Students pursuing careers in medicine may have just found their golden ticket. Say hello to “George Squared.”

According to George Mason University Provost Dr. Peter Stearns, George Squared is a partnership between George Mason and Georgetown medical schools to find ways to develop and deliver medical education programs based on Mason’s Prince William Campus.

“Georgetown will provide the medical strength and George Mason will provide strength in areas like biomedical technology, proteomics and other aspects of medical related research,” said Stearns.

The collaboration will additionally generate a joint certificate program next year designed for people who are hoping to improve their preparation for medical school, and in the following year, that is fall 2011, we will open a joint masters program also designed for people heading in the health professions,” Stearns continued. George Squared promises to be an exciting collaboration of schools that medical students will soon be able to take advantage of.

“We have really good professors from George Mason and Georgetown, and with this partnership, teachers from both colleges will be training these students, and people who go through this training will have [a] top notch education,” said Abigail Perez, a freshman nursing major.

With the economy in a recession, the financial aspect of George Squared had to be considered.

“[The cost of George Squared] was a negotiation between the two schools headed from the Mason stand point by Dean Chandhoke, the dean of [the] College of Science, and we will actually make money on it,” said Stearns. “The tuitions for these programs is going to be fairly high and we expect that it will more than cover the cost to deliver the programs.”

Students involved in George Squared “will be doing work on anatomy, biomedical technologies, biomedical statistics and information systems, [and] medical research, for example in the cancer area, and a whole variety of topics leading towards the kind of first year program that medical students need,” said Stearns.

As far as additional buildings for these programs on the Prince William Campus go, Stearns said, “We can handle it within our existing facilities because the new bio-containment laboratory is opening up, which allows us to free up some space in existing buildings on the Prince William Campus.

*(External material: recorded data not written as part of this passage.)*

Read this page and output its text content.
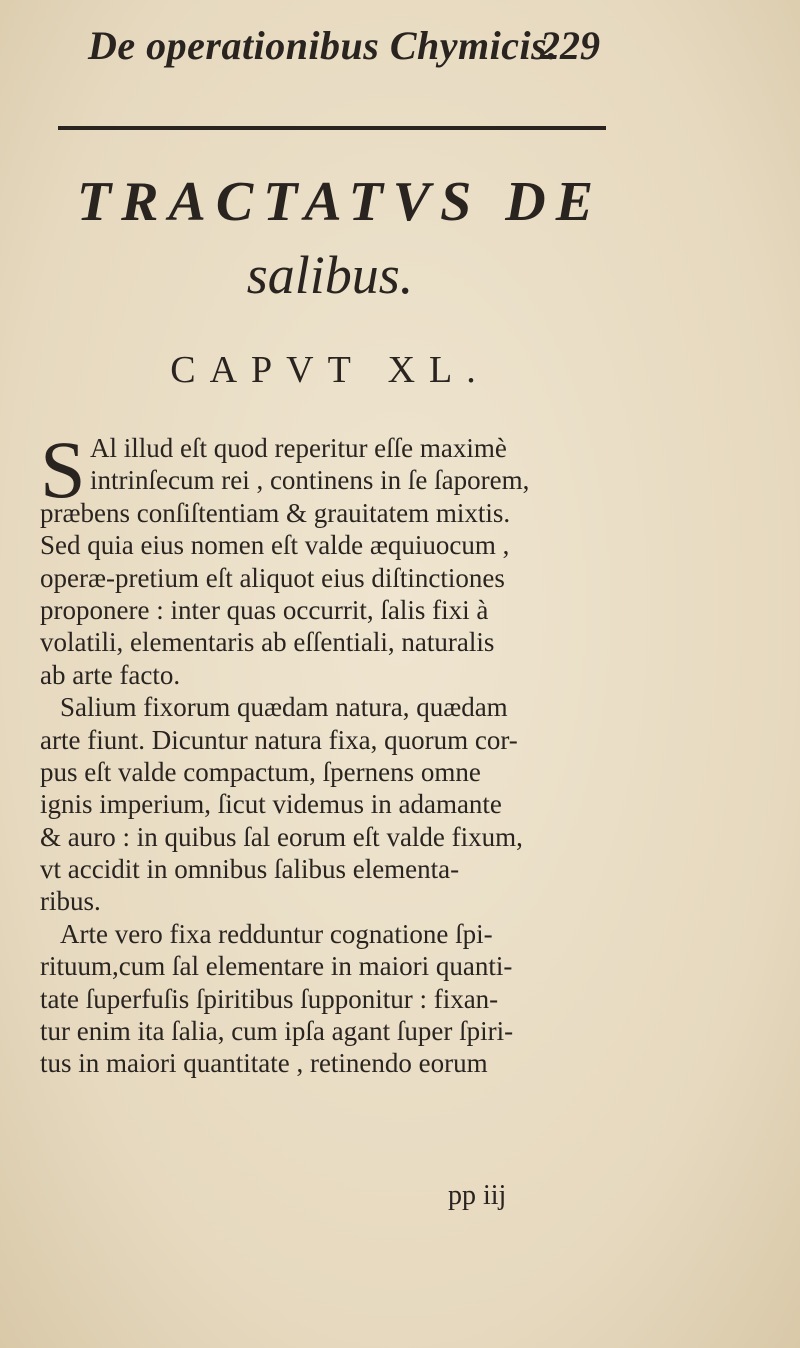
De operationibus Chymicis.
229
TRACTATVS DE
salibus.
CAPVT XL.
S Al illud eſt quod reperitur eſſe maximè
intrinſecum rei , continens in ſe ſaporem,
præbens conſiſtentiam & grauitatem mixtis.
Sed quia eius nomen eſt valde æquiuocum ,
operæ-pretium eſt aliquot eius diſtinctiones
proponere : inter quas occurrit, ſalis fixi à
volatili, elementaris ab eſſentiali, naturalis
ab arte facto.
Salium fixorum quædam natura, quædam
arte fiunt. Dicuntur natura fixa, quorum cor-
pus eſt valde compactum, ſpernens omne
ignis imperium, ſicut videmus in adamante
& auro : in quibus ſal eorum eſt valde fixum,
vt accidit in omnibus ſalibus elementa-
ribus.
Arte vero fixa redduntur cognatione ſpi-
rituum,cum ſal elementare in maiori quanti-
tate ſuperfuſis ſpiritibus ſupponitur : fixan-
tur enim ita ſalia, cum ipſa agant ſuper ſpiri-
tus in maiori quantitate , retinendo eorum
pp iij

“If the program expands, which we quite frankly hope, we would need some new facilities on the Prince William [Campus], but the first stages we can handle,” said Stearns.

Freshman nursing major Julie Whitacre said, “I think [George Squared] is a really good idea. By combining both George Mason and Georgetown, it opens up a lot of doors for a lot of different knowledge that both schools can contribute to the overall achievement of the student.”